Llamas are indeed very fun animals and make great companions. They have lots of personality; they love to play and they live for affection. Once you bring llamas into your home, you’ll wonder why you didn't do it sooner.
But, you are right. They are a lot of work and you really need to know what you are getting into from the start. There are a lot of good informational websites on the Internet, which also provide support group contact info and llama club locations and telephone numbers. I strongly encourage you to read everything you can and to join various llama enthusiast clubs before making a llama purchase.
Through networking with other llama lovers, you’ll be able to find reputable breeders in your area. Believe it or not, there are actually some “puppy-mill” type llama breeders around who are taking advantage of the surge in popularity of these exotic pets.
Don’t let the price of a llama deceive you either. You may think that an expensive animal is well-bred, healthy, and properly trained. This is not necessarily true. Llama prices have come down significantly over the past 10 years and generally don’t indicate whether or not an animal is high quality. On the other hand, if you find a llama that is questionably inexpensive, there probably is a good reason for that. Be very careful.
Your best bet is to visit various llama breeders. Check out their facilities. Are they clean? Are the animals well-adjusted? Are their coats maintained? Are their teeth and feet in good condition?

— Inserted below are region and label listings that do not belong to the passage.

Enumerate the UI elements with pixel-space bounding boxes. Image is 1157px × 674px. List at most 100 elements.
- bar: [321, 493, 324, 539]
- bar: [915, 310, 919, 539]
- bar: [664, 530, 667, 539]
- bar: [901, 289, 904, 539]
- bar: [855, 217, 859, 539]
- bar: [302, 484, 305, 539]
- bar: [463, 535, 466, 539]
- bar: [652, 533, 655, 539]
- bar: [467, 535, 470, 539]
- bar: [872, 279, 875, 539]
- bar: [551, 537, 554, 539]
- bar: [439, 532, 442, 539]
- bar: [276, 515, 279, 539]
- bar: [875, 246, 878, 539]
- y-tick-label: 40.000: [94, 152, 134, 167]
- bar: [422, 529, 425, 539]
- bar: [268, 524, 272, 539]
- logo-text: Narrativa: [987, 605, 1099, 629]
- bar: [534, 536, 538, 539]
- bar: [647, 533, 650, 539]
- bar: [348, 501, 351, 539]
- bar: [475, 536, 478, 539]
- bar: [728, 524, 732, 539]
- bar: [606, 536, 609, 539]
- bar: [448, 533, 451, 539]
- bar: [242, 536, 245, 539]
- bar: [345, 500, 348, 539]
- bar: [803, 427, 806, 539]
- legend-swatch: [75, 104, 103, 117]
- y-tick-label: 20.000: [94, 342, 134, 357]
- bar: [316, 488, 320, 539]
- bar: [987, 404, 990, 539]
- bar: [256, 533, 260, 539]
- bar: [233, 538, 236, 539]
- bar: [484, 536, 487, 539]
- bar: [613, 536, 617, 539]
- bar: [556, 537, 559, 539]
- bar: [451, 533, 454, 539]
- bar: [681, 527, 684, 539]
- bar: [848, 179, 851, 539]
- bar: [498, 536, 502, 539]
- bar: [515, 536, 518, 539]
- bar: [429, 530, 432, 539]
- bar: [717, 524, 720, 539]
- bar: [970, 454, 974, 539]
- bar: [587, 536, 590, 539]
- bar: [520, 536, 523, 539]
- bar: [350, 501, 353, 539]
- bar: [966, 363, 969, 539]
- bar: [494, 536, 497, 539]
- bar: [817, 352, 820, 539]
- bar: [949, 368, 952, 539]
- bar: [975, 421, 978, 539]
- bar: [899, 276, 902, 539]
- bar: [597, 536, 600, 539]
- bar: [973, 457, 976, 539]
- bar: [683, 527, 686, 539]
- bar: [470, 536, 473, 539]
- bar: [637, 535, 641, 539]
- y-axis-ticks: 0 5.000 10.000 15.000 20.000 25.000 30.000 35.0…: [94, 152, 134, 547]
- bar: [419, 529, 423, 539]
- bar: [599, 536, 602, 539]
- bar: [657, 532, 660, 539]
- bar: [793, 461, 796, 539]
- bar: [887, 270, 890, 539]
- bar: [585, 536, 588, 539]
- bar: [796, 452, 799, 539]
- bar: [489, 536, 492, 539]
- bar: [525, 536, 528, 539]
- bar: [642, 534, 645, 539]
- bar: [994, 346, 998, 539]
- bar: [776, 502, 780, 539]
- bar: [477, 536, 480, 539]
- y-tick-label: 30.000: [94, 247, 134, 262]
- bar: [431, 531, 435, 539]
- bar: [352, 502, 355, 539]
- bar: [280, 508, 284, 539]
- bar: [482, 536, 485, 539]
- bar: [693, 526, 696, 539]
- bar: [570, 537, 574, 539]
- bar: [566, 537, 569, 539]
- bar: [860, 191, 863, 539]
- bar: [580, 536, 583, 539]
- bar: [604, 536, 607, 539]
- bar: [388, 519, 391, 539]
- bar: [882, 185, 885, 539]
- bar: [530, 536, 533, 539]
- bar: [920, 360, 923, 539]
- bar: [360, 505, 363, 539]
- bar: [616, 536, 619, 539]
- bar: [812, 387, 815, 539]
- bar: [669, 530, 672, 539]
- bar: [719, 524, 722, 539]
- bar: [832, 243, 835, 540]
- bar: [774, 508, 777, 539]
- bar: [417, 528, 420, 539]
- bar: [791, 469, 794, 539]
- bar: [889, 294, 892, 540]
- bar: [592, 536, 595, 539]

Llamas should be comfortable being harnessed so that they can be led easily. They should also be relaxed for grooming and shearing. Llamas should be calm when their feet are handled, and their teeth examined. This is basic training that should be done by a breeder before you purchase a llama. If a breeder makes excuses as to why his llamas do not have this basic training, then you can assume that his animals have not been receiving the type of general handling and care that they need.
Also, you should know that Llamas acclimate much faster to a new environment if they have a llama buddy, so you should plan on getting two llamas when you finally take the plunge. Your new llamas should be the same gender. There are a lot of reasons for this, but the main rationale is that they can begin breeding before they are even one year old! As with all pets, the quality of care you can provide is directly related to how many you have. Unless you plan on being home all the time, I wouldn't recommend having more than two, especially if you want their personalities to develop into human-loving animals.
Feeding and sheltering llamas is fairly simple, especially if you are set up for livestock already. Again, all of this information can be found in books, on the Internet, and from breeders. Best of luck to you as you start a new chapter in a new home.